La carta incluye varios clásicos de la casa como la ensaladilla rusa, las anchoas de Santoña con pimientos asados, las rabas de Santander, los huevos rotos con picadillo de Potes, el cocido lebaniego, los callos a la montañesa, la fideuá negra de cachón o la merluza de pincho, que aquí se trabaja entera –cogote, lomos y tajada– en distintas versiones según el día.
También hay espacio para platos más actuales como la terrina de foie con sobao pasiego o la ensalada de ave escabechada, junto a una selección de guisos de carne y pescado que huyen del efectismo para centrarse en lo esencial: fondo, punto y regularidad.
En el apartado dulce, las tartas –la de limón, la de queso– mantienen su sitio como final de recorrido obligado.

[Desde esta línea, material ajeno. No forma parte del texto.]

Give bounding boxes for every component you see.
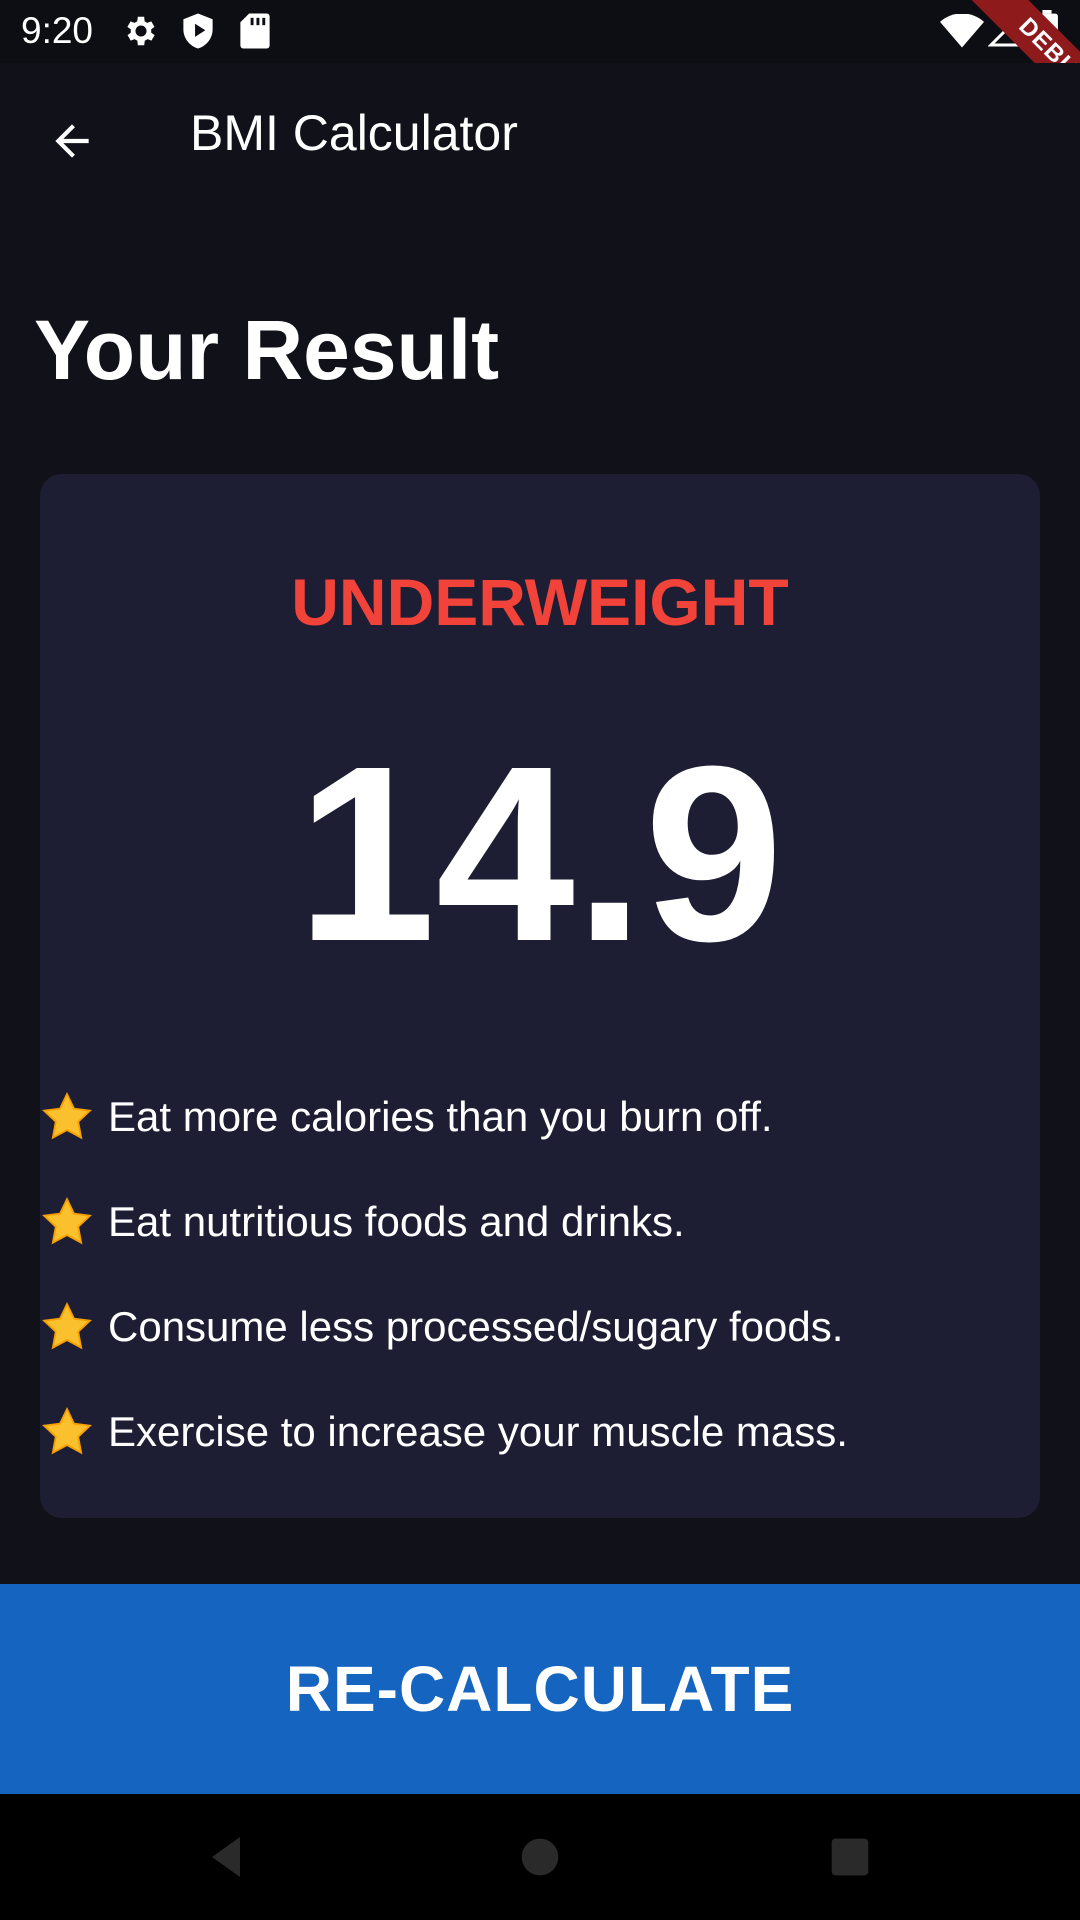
recalculate-button[interactable]: RE-CALCULATE bbox=[0, 1584, 1080, 1794]
battery-icon bbox=[1036, 10, 1058, 55]
star-icon bbox=[42, 1301, 92, 1349]
wifi-icon bbox=[940, 13, 984, 53]
nav-recents-icon bbox=[831, 1838, 869, 1876]
page-title: Your Result bbox=[34, 303, 500, 397]
star-icon bbox=[42, 1196, 92, 1244]
status-bar: 9:20 bbox=[0, 0, 1080, 63]
settings-icon bbox=[122, 12, 160, 55]
app-title: BMI Calculator bbox=[190, 105, 518, 161]
advice-item: Eat more calories than you burn off. bbox=[40, 1064, 1040, 1169]
star-icon bbox=[42, 1406, 92, 1454]
system-nav-bar bbox=[0, 1794, 1080, 1920]
app-bar: BMI Calculator bbox=[0, 63, 1080, 210]
advice-text: Eat more calories than you burn off. bbox=[108, 1092, 773, 1140]
arrow-back-icon bbox=[55, 124, 89, 158]
shield-icon bbox=[180, 12, 216, 55]
advice-item: Consume less processed/sugary foods. bbox=[40, 1274, 1040, 1379]
advice-text: Exercise to increase your muscle mass. bbox=[108, 1407, 848, 1455]
bmi-status-label: UNDERWEIGHT bbox=[291, 565, 789, 639]
advice-item: Exercise to increase your muscle mass. bbox=[40, 1379, 1040, 1484]
advice-text: Eat nutritious foods and drinks. bbox=[108, 1197, 685, 1245]
back-button[interactable] bbox=[36, 105, 108, 177]
nav-home-icon bbox=[521, 1838, 559, 1876]
nav-back-icon bbox=[212, 1837, 240, 1877]
result-card: UNDERWEIGHT 14.9 Eat more calories than … bbox=[40, 474, 1040, 1518]
nav-home-button[interactable] bbox=[500, 1824, 580, 1890]
advice-item: Eat nutritious foods and drinks. bbox=[40, 1169, 1040, 1274]
advice-text: Consume less processed/sugary foods. bbox=[108, 1302, 844, 1350]
star-icon bbox=[42, 1091, 92, 1139]
bmi-value: 14.9 bbox=[296, 714, 784, 993]
status-time: 9:20 bbox=[21, 10, 94, 51]
sd-card-icon bbox=[240, 12, 270, 55]
nav-back-button[interactable] bbox=[186, 1824, 266, 1890]
nav-recents-button[interactable] bbox=[810, 1824, 890, 1890]
advice-list: Eat more calories than you burn off. Eat… bbox=[40, 1064, 1040, 1484]
signal-icon bbox=[987, 11, 1024, 53]
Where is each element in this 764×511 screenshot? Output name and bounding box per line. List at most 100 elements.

El espacio responde a esa misma lógica funcional que ha definido al grupo: una barra larga para los que van con prisa, mesas bajas para quienes se detienen un poco más y una terraza cubierta bajo el porche del edificio, que amplía la capacidad y suma atractivo en una zona poco dada a los alardes hosteleros. La cocina, visible al fondo del local, aporta transparencia y ritmo, mientras que la decoración recurre a tonos neutros y guiños al paisaje cántabro –con imágenes de los Picos de Europa– que remiten más a lo esencial que a lo decorativo.

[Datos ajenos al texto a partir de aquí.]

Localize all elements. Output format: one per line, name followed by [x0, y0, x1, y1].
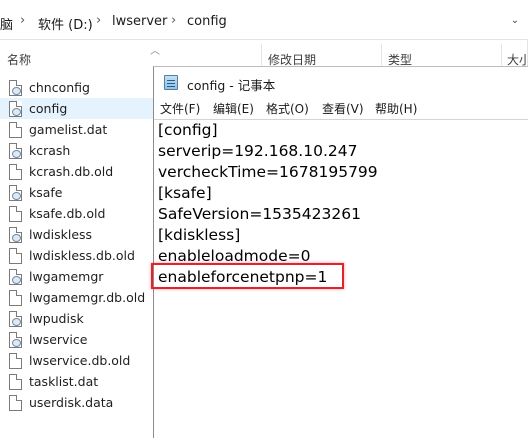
file-name: lwservice	[29, 332, 88, 347]
file-row[interactable]: chnconfig	[0, 77, 160, 98]
red-highlight-box	[151, 263, 344, 289]
breadcrumb-separator-icon: ›	[20, 13, 26, 28]
breadcrumb-drive-d[interactable]: 软件 (D:)	[38, 14, 93, 33]
file-row[interactable]: lwdiskless.db.old	[0, 245, 160, 266]
file-row[interactable]: lwgamemgr.db.old	[0, 287, 160, 308]
file-icon	[9, 353, 22, 369]
address-bar[interactable]: 脑 › 软件 (D:) › lwserver › config ⌄	[0, 0, 528, 40]
config-file-icon	[9, 80, 22, 96]
file-name: ksafe.db.old	[29, 206, 106, 221]
menu-edit[interactable]: 编辑(E)	[213, 100, 254, 117]
file-name: lwservice.db.old	[29, 353, 131, 368]
config-file-icon	[9, 101, 22, 117]
notepad-menubar: 文件(F) 编辑(E) 格式(O) 查看(V) 帮助(H)	[154, 97, 528, 119]
file-name: chnconfig	[29, 80, 90, 95]
file-name: kcrash.db.old	[29, 164, 114, 179]
address-dropdown-icon[interactable]: ⌄	[506, 10, 524, 32]
file-row[interactable]: userdisk.data	[0, 392, 160, 413]
menu-help[interactable]: 帮助(H)	[375, 100, 417, 117]
breadcrumb-lwserver[interactable]: lwserver	[112, 14, 167, 29]
notepad-window[interactable]: config - 记事本 文件(F) 编辑(E) 格式(O) 查看(V) 帮助(…	[153, 66, 528, 438]
file-name: lwgamemgr.db.old	[29, 290, 146, 305]
file-name: lwdiskless.db.old	[29, 248, 135, 263]
sort-chevron-icon: ︿	[150, 46, 160, 57]
file-name: lwgamemgr	[29, 269, 104, 284]
file-name: gamelist.dat	[29, 122, 108, 137]
file-icon	[9, 206, 22, 222]
file-icon	[9, 122, 22, 138]
file-row[interactable]: gamelist.dat	[0, 119, 160, 140]
file-name: tasklist.dat	[29, 374, 99, 389]
text-line: serverip=192.168.10.247	[158, 142, 358, 160]
file-row[interactable]: lwpudisk	[0, 308, 160, 329]
file-icon	[9, 248, 22, 264]
file-name: kcrash	[29, 143, 71, 158]
menu-view[interactable]: 查看(V)	[322, 100, 364, 117]
column-name[interactable]: 名称	[7, 51, 31, 68]
text-line: [kdiskless]	[158, 226, 241, 244]
file-name: ksafe	[29, 185, 63, 200]
file-icon	[9, 395, 22, 411]
file-row[interactable]: ksafe.db.old	[0, 203, 160, 224]
file-row[interactable]: kcrash.db.old	[0, 161, 160, 182]
config-file-icon	[9, 332, 22, 348]
breadcrumb-separator-icon: ›	[171, 13, 177, 28]
breadcrumb-separator-icon: ›	[96, 13, 102, 28]
menu-format[interactable]: 格式(O)	[266, 100, 309, 117]
notepad-app-icon	[164, 75, 178, 90]
text-line: vercheckTime=1678195799	[158, 163, 378, 181]
notepad-title: config - 记事本	[187, 78, 276, 93]
breadcrumb-this-pc[interactable]: 脑	[0, 14, 13, 33]
file-list: chnconfig config gamelist.dat kcrash kcrash.…	[0, 74, 160, 438]
file-name: config	[29, 101, 68, 116]
menu-file[interactable]: 文件(F)	[160, 100, 200, 117]
file-row[interactable]: lwgamemgr	[0, 266, 160, 287]
file-row[interactable]: tasklist.dat	[0, 371, 160, 392]
config-file-icon	[9, 227, 22, 243]
config-file-icon	[9, 269, 22, 285]
file-row[interactable]: lwservice.db.old	[0, 350, 160, 371]
file-icon	[9, 374, 22, 390]
config-file-icon	[9, 185, 22, 201]
file-row[interactable]: lwdiskless	[0, 224, 160, 245]
file-name: lwdiskless	[29, 227, 93, 242]
file-row[interactable]: config	[0, 98, 160, 119]
config-file-icon	[9, 143, 22, 159]
text-line: SafeVersion=1535423261	[158, 205, 361, 223]
file-icon	[9, 290, 22, 306]
file-row[interactable]: ksafe	[0, 182, 160, 203]
file-row[interactable]: lwservice	[0, 329, 160, 350]
text-line: [ksafe]	[158, 184, 212, 202]
file-name: userdisk.data	[29, 395, 114, 410]
text-line: [config]	[158, 121, 218, 139]
file-row[interactable]: kcrash	[0, 140, 160, 161]
breadcrumb-config[interactable]: config	[187, 14, 227, 29]
config-file-icon	[9, 311, 22, 327]
file-icon	[9, 164, 22, 180]
notepad-titlebar[interactable]: config - 记事本	[154, 67, 528, 97]
file-name: lwpudisk	[29, 311, 84, 326]
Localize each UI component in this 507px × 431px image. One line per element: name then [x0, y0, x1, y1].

La apertura en Azca consolida una manera de hacer que ha crecido sin sobresaltos, sin discursos innecesarios y con una clientela que vuelve porque sabe lo que va a encontrar. En un distrito marcado por lo práctico, por los horarios apretados y las decisiones rápidas, esta nueva La Maruca no intenta cambiar las reglas del juego, pero sí mejora notablemente la oferta. Cocina de base, atención correcta y un ritmo que no desentona con el de la ciudad. No hace falta mucho más.